Verify encrypted SMTP connections succeed

openssl s_client -starttls smtp -crlf -connect localhost:587

# Verify the certificate listed is the correct Let's Encrypt certificate for
# domain used.

# 'crtl + c' to quit.

Test Email Delivery

Ensure that users can receive mail. Test for users and alias cases.

Tip

{USER} and {PASS} should be base64 encoded.

Telnet SMTP and send test emails

telnet localhost 25
ehlo localhost
auth login  # Should recieve 220.
VXNlcm5hbWU6
{USER}
UGFzc3dvcmQ6
{PASS}
mail from: root@localhost
rcpt to: {USER}@{DOMAIN}
data
Subject: postfix text
testing mail from postfix
.
quit

Verify SSL/TLS SMTP can send

openssl s_client -starttls smtp -crlf -connect mail.{DOMAIN}:587
ehlo mail.{DOMAIN}
auth login  # Should recieve 220.
VXNlcm5hbWU6
{USER}
UGFzc3dvcmQ6
{PASS}
mail from: root@localhost
rcpt to: {USER}@{DOMAIN}
data
Subject: postfix text
testing mail from SSL/TLS SMTP
.
quit

Verify Proper Mail Configuration

Tests must be green or the mail server will be blacklisted by major email services.

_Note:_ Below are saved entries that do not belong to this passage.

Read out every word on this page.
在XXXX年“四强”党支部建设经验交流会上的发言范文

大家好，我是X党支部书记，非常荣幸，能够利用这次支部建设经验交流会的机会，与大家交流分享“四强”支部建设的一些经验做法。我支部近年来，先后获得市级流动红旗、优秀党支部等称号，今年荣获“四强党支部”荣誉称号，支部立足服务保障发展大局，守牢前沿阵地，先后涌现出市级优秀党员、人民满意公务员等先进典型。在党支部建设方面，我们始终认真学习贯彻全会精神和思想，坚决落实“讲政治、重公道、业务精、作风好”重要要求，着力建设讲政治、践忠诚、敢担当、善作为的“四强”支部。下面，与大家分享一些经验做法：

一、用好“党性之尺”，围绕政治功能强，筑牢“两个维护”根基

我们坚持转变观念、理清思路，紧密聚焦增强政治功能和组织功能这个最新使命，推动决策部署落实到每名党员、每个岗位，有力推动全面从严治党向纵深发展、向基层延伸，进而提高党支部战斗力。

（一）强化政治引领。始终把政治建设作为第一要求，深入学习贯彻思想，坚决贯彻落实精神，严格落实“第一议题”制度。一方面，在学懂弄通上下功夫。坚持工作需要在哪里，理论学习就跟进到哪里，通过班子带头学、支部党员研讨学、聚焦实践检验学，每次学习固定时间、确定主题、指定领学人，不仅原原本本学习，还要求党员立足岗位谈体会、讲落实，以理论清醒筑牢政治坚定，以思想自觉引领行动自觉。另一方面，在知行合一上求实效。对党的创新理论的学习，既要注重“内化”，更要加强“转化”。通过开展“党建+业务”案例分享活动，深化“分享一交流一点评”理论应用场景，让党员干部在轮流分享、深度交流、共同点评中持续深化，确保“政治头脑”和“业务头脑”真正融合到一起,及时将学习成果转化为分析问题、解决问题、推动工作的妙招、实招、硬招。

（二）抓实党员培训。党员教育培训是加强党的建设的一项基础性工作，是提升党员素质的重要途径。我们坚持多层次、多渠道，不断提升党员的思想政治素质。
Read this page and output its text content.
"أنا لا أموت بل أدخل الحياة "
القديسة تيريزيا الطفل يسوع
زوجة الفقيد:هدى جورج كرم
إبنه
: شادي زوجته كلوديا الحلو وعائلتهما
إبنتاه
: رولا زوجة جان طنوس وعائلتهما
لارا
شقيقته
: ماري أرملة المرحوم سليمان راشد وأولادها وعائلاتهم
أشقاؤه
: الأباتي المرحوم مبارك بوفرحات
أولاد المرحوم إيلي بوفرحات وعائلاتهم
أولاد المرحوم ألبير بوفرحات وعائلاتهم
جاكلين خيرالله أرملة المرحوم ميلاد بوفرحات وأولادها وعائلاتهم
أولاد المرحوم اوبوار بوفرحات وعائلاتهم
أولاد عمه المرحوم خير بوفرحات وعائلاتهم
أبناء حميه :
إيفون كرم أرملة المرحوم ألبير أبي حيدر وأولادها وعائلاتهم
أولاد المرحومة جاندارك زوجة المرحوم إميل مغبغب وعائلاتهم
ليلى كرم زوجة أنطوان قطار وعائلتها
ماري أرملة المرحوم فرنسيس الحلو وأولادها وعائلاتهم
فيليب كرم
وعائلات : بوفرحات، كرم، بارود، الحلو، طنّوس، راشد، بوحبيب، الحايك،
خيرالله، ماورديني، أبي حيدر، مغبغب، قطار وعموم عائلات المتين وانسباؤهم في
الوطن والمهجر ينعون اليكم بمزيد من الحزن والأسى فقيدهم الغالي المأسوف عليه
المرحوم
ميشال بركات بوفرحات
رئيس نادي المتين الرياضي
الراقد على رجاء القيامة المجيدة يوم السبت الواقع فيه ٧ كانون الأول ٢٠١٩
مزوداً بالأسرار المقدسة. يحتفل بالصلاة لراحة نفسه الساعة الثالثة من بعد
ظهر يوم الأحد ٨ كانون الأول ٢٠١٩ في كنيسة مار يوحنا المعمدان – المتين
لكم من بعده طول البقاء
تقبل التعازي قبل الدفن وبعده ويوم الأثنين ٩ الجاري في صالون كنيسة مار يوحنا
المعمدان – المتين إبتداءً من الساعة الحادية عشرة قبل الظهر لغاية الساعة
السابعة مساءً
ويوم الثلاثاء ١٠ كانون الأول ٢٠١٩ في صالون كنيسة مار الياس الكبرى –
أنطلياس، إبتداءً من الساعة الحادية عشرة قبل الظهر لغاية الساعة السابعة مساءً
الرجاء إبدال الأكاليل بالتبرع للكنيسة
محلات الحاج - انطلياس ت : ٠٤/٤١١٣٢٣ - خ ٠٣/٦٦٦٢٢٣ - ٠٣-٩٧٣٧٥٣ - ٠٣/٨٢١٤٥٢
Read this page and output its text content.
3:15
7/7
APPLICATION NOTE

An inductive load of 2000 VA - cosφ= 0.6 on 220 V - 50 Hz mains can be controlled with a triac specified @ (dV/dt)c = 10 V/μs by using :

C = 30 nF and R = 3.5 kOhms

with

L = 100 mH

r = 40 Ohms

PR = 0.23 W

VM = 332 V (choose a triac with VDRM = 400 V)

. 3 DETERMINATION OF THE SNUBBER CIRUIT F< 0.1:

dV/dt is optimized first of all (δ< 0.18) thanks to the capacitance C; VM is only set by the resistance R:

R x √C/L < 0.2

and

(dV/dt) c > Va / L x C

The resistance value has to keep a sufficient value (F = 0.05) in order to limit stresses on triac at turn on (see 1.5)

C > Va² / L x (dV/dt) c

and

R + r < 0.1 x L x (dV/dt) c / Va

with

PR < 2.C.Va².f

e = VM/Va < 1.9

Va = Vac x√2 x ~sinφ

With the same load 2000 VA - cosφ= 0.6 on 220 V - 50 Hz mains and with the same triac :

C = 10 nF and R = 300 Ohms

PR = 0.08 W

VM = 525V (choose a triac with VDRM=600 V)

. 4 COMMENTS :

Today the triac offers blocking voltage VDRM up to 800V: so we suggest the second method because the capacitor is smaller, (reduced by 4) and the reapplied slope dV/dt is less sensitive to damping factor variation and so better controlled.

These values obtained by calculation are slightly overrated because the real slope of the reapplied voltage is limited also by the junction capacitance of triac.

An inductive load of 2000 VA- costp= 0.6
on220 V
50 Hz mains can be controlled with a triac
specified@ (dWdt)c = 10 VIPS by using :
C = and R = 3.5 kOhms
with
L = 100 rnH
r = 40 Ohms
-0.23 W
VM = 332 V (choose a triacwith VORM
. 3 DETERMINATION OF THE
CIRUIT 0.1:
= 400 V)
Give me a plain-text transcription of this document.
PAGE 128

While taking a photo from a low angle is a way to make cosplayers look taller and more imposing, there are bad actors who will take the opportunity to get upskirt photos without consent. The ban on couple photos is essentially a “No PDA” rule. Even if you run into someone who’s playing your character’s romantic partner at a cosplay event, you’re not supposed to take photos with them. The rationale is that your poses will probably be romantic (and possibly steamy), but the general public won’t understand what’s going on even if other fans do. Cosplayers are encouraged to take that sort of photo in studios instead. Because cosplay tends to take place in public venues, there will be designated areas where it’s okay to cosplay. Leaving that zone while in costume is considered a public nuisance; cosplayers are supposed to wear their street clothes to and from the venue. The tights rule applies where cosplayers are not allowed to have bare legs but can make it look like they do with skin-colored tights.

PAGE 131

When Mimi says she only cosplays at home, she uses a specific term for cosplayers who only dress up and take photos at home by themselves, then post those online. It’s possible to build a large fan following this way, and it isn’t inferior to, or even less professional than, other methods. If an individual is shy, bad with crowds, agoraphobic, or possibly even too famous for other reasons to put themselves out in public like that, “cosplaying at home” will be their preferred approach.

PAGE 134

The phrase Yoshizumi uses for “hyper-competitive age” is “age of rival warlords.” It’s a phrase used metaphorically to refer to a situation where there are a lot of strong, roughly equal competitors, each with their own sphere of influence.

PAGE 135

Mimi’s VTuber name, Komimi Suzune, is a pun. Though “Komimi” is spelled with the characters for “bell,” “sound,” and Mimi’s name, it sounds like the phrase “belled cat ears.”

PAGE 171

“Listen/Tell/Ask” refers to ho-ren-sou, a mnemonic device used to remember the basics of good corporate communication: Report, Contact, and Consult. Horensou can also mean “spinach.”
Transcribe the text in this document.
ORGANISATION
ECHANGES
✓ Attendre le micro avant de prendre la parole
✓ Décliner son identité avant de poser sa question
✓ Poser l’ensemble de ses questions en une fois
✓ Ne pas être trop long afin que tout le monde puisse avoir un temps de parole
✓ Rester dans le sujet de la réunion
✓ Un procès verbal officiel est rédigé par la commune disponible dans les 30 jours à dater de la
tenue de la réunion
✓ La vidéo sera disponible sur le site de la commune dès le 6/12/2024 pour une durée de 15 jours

Use https://mxtoolbox.com to validate settings and ensure ports (25,587) are exposed for testing.

  1. Test {DOMAIN} and `mail.{DOMAIN} MX records.

    • All results must be green.
    • The correct IP must be shown.

  2. SMTP Test after looking up the MX record.

    • All results must be green, except PTR lookup.

Note

The PTR record maps an IP address to a DNS name. This is used by other mail servers to verify mail received from your server is a valid email.

This must be green if there is any intent to send mail to other services. Your ISP generally controls this, which implies that you have your ISP set this up for you or setup a hosted solution where you control the IP space.